Отрепьев вышел из палат патриарха, вытирая пот со лба, но готовность сурового ответа у нескорого на соображения Иова поразила его и сказала о многом.
Во время богослужений в Благовещенском соборе патриарх нередко представлял вниманию Годунова псалмы и каноны святым, сложенные новым слугой. Имя писателя произносить было не принято, ангелы уж отворят уста для Господней хвалы самому достойному, то есть считалось: каноны по преимуществу сочиняет сам патриарх.
В отличие от многих последних живых и прозрачных произведений, псалом в день греческого великомученика Дмитрия был составлен тяжелым умирающим слогом. Отрепьев преследовал одну цель: втиснуть темную строчку, где праведник сравнивался с камнем из Библии: «Яко камень, отвергнутый зиждящими, тако Димитрий стал главою в угле через ад в котле».

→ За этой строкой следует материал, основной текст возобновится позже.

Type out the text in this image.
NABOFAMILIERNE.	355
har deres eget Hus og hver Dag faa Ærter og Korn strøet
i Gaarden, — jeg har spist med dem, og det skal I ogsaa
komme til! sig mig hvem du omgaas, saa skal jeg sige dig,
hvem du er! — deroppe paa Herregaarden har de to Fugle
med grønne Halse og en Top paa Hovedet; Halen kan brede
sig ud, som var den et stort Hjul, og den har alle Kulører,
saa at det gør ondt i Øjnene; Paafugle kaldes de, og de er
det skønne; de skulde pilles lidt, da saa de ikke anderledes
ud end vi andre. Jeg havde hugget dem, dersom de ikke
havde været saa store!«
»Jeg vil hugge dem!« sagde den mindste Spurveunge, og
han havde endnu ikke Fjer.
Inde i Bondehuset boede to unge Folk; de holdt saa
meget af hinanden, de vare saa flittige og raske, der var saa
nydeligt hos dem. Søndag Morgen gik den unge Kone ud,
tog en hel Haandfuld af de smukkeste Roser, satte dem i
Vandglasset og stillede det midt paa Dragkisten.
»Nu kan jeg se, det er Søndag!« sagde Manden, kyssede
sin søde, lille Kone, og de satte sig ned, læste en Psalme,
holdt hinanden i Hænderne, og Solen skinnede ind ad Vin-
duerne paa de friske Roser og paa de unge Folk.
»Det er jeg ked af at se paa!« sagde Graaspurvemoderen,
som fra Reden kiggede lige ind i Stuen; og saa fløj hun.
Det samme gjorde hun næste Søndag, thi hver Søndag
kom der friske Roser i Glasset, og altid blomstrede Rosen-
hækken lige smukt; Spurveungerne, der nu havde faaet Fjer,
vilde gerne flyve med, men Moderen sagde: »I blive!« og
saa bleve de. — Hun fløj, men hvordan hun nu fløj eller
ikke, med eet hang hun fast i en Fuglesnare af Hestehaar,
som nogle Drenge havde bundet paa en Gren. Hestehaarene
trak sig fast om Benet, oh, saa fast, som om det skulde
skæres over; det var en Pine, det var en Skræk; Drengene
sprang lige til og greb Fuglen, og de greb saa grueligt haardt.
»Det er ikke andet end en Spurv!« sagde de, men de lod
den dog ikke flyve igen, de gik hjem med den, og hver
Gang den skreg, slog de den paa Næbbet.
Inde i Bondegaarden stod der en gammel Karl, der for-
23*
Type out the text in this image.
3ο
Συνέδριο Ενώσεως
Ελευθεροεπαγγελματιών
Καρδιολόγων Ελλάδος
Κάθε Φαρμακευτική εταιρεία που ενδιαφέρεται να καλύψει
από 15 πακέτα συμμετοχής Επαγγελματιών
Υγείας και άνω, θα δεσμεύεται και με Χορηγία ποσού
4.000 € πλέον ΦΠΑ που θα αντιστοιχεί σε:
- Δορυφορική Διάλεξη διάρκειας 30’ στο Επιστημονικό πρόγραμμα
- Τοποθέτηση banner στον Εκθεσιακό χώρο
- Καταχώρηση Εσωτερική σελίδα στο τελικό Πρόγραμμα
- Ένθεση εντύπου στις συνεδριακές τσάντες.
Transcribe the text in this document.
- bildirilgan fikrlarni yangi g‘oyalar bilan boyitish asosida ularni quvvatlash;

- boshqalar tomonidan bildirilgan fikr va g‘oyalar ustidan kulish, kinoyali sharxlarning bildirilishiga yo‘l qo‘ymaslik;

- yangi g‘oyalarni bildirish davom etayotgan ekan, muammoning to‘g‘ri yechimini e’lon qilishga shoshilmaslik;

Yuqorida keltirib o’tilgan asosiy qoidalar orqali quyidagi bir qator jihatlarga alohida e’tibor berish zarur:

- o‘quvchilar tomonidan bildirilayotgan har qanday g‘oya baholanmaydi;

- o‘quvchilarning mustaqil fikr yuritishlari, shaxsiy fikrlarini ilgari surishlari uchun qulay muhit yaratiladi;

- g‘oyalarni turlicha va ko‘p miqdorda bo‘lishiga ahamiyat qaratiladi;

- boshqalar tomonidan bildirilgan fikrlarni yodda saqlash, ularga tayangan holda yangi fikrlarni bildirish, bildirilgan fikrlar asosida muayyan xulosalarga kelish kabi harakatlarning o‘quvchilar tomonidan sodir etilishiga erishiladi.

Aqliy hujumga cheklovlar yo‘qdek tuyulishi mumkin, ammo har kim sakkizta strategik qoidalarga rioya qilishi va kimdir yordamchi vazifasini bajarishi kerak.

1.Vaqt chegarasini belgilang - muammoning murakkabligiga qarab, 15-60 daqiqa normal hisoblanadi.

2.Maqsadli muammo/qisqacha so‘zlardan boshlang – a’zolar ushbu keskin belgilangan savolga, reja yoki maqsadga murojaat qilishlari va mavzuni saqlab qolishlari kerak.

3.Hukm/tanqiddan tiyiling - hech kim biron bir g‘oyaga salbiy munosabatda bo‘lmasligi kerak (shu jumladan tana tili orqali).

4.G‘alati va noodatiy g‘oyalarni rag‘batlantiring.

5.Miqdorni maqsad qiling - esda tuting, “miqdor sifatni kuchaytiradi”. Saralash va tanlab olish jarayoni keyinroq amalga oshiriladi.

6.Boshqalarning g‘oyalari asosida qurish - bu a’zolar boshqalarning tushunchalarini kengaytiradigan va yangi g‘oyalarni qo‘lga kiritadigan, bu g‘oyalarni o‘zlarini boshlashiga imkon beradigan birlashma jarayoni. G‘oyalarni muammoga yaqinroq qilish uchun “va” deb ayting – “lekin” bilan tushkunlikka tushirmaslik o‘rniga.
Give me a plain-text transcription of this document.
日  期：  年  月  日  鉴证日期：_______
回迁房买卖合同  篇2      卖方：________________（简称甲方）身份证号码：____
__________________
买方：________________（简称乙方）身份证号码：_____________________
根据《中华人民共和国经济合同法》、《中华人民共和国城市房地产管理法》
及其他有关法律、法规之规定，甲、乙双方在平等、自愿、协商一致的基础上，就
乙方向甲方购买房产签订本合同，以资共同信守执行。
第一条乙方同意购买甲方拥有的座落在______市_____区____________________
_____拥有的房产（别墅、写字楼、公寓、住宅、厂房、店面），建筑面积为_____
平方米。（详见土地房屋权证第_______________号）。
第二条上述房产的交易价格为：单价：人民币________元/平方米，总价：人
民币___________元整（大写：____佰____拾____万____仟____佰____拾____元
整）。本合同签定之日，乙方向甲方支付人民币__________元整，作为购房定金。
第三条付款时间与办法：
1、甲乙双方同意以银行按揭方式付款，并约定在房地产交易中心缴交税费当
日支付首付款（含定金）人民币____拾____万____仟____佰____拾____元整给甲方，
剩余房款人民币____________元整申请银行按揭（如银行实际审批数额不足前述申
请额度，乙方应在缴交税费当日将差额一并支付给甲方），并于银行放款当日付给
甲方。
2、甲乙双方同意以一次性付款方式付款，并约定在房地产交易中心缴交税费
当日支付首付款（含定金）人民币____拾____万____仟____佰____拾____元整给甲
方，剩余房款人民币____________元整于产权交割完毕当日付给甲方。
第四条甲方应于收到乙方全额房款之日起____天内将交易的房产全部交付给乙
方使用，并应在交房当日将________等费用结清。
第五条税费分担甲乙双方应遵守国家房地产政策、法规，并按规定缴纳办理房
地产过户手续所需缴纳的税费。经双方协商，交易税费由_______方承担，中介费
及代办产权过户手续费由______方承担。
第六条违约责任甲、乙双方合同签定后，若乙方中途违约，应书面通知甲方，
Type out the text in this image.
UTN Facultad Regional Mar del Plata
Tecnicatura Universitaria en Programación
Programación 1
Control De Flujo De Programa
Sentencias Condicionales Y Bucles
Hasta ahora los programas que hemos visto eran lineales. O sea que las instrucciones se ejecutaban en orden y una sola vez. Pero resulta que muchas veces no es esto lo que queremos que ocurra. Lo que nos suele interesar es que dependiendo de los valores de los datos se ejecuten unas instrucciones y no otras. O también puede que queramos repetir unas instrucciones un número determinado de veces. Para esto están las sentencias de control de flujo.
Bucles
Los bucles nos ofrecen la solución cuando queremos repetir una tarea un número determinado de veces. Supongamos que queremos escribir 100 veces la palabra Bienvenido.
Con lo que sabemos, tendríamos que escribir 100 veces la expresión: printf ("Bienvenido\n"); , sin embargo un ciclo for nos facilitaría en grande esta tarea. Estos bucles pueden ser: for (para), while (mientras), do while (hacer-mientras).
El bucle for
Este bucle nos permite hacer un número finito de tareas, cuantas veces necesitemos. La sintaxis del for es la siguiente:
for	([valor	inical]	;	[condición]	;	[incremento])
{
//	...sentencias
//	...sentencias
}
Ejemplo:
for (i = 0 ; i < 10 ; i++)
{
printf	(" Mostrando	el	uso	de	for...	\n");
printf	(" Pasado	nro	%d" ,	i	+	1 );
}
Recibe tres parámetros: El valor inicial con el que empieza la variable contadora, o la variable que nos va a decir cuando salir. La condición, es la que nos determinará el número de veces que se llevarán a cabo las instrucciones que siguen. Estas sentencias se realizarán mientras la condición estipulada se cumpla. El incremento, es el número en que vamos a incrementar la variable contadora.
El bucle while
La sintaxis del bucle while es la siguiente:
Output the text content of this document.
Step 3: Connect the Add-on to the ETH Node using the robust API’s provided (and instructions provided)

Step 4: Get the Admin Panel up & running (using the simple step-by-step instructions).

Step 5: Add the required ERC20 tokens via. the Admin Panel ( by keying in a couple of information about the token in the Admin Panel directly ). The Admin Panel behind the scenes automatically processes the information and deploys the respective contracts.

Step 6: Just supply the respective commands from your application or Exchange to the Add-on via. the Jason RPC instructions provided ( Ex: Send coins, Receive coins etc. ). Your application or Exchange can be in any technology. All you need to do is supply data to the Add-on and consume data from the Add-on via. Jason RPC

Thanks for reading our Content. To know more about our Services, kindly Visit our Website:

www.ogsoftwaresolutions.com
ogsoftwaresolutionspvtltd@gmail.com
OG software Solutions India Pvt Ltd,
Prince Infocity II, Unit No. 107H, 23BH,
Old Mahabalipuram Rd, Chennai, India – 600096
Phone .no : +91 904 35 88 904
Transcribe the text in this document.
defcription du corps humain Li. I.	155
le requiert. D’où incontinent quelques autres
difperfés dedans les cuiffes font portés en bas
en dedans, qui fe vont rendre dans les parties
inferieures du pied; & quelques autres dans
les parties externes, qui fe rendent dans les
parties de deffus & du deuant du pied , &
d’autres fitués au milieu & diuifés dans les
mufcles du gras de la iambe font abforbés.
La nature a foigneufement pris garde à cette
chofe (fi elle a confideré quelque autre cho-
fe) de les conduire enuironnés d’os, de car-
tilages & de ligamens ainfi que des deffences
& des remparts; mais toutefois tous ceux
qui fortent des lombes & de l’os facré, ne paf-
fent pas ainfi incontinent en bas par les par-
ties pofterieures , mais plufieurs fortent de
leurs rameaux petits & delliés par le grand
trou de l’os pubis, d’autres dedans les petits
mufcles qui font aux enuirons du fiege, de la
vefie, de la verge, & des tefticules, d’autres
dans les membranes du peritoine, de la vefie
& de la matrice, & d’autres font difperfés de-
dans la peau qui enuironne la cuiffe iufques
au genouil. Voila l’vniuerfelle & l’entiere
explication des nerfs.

Борис почти засыпал под распев благовещенского доместика[24], исполнявшего этот псалом, как вдруг пробудился и дрогнул. В сплошном токе благонамеренных звуков почудилось, спелось: «Димитрий… главою в Угличе». Хотел озирнуться на патриарха, сдержался, прикрыл очи веками: может, решал — изучает его кто-то смертный или это по воле небес проскользнуло в молитве знамение?
Юшка сразу решил, что открылся убийца. Но еще раз неспешно обдумав свой сыск, он заметил: Годунову могли быть известны все слухи о собственном страшном злодействе и чудном спасении Дмитрия. Только как бы то ни было, ясно одно: память о несчастном наследнике Грозного до сих пор холодит и царапает сердце царя.
«Неужели царенье, поставленное от земли, — удивлялся монах, — так непрочно, так шатко? — Ему сделалось жалко Бориса. — Отчего он пугается знатного призрака? Разве простых пастухов Давида и Иосифа не избрали на царство израильское?» Отрепьева что-то порою влекло к Годунову. Во время стояний у бархатной стенки как хотелось ему подсказать что-то, даже поправить царя. То казалось диакону, что Годунов слишком мягок и кроток с боярами, то что долго мусолит указ. Но такой мелкий чин, как Григорий, все мысли был должен держать при себе, и, возможно, поэтому добрые чувства монаха к царю постепенно сменились на тихое бешенство.
Смысл иных решений Годунова, подсказанных длительным опытом, был просто темен для Юшки, в иных случаях Борис Федорович, уже постаревший, источенный болезнью, действительно чересчур осторожничал, избегал резких выпадов, взмахов, но — так или нет — маленький диакон, исполненный тайными бурями, негодовал всякий раз, посещая дворец.
И все вспоминались рисковые шутки с державой и скипетром в келье Повадьина. Сласть жуткая щекотала под сердцем, если только представить не в шутку, всерьез: скинуть рясу, назваться Димитрием, сесть на московский престол! Варлаам брякнул сдуру: «Валяй, царствуй», тут же забыл. Но Отрепьев, привыкший уже доверять своей сметке и ловкости, не увидел причин, по которым не мог бы обдумать шальную затею.
«На один грех больше — сами вы святейшие… И ведь верите же, будто я — благочестнейший отрок, певчий книгочей! Да что ж всего лишь это?.. Верите? А я и не диакон патриарший, вот и не угадали, я — аж Сам!..» — давился он и на постели от балбесного глубинного смеха — даже не победного, не мстящего…
«Годунов все равно правит глупо, не жалко и скинуть такого. А я бы…» — Григорий дышал вдохновенно глазами, и если случались монахи поблизости, думали: вот, сотворяет псалом.
Конечно, он и слышал, и в книжках, и на фресках видел, что всяк грех, строго по разряду в древней небольшой таблице, наказуется в посмертии. Но правила игры света и тени на согрешившей земле — совершенно другое, сложная премного, путаная вещь. Посмертие Отрепьевым еще не чувствовалось — значит, далече. Притом, любя и веря в деда и даже уважая несколько пример его, юноша смутно надеялся (чего для безмятежности житья пока достаточно) на старости свою гору страстей отмолить.
Ведь необеспеченный и малым голубым запасом крови Годунов — тоже не Божий помазанник, сам едва ли не преступник!.. Да велик ли грех столкать такого-то? (Особенно коли во благо земли?!.)
«Царь препросвященный» — тоже название одно. Недаром ежится на троне. Или боится ужаса на небе, или… Или так уж. Теперь и на земле побаиваться надо стало: нет больше естественных царей, а самый гибкий и лихой — теперь здесь царь.